I wasn't part of the arguing about and settling on this, but I still think it's the right behavior. Firstly, the point of a recommender is to maximize accuracy, so it makes sense to return the true rating if it's known. Secondly, the only time when actualPref would be non-null is when you're testing on your training data; in any valid test, the data points would be unseen and thus actualPref would always be null. So I think that code is just there for real-world cases when you have to display predicted ratings for any available item, not just items from the test block, in which case you want to display the user's actual rating for items that the user has rated.

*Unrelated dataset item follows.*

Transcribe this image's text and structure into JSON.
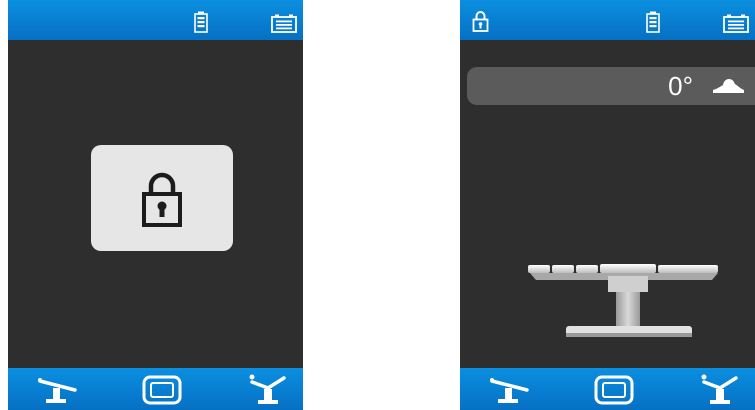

But more to the point, the only time there might be true ratings
On 10/21/10 10:56 AM, Lance Norskog wrote:
Since this is Recommender day, here is another kvetch:

The recommender implementations with algorithms all do this in
Recommender.estimatePreference():
  public float estimatePreference(long userID, long itemID) throws
TasteException {
     DataModel model = getDataModel();
     Float actualPref = model.getPreferenceValue(userID, itemID);
     if (actualPref != null) {
       return actualPref;
     }
     return doEstimatePreference(userID, itemID);
   }

Meaning: "if I told you something, just parrot it back to me."
Otherwise, make a guess.

I am doing head-to-head comparisons of the dataModel preferences v.s.
the Recommender. This code makes it impossible to directly compare
what the recommender thinks v.s. the actual preference. If I wanted to
know what I told it, I already know that. I want to know what the
recommender thinks.

If this design decision is something y'all have argued about and
settled on, never mind. If it is just something that seemed like a
good idea at the time, can we change the recommenders, and the
Recommender "contract", to always use their own algorithm?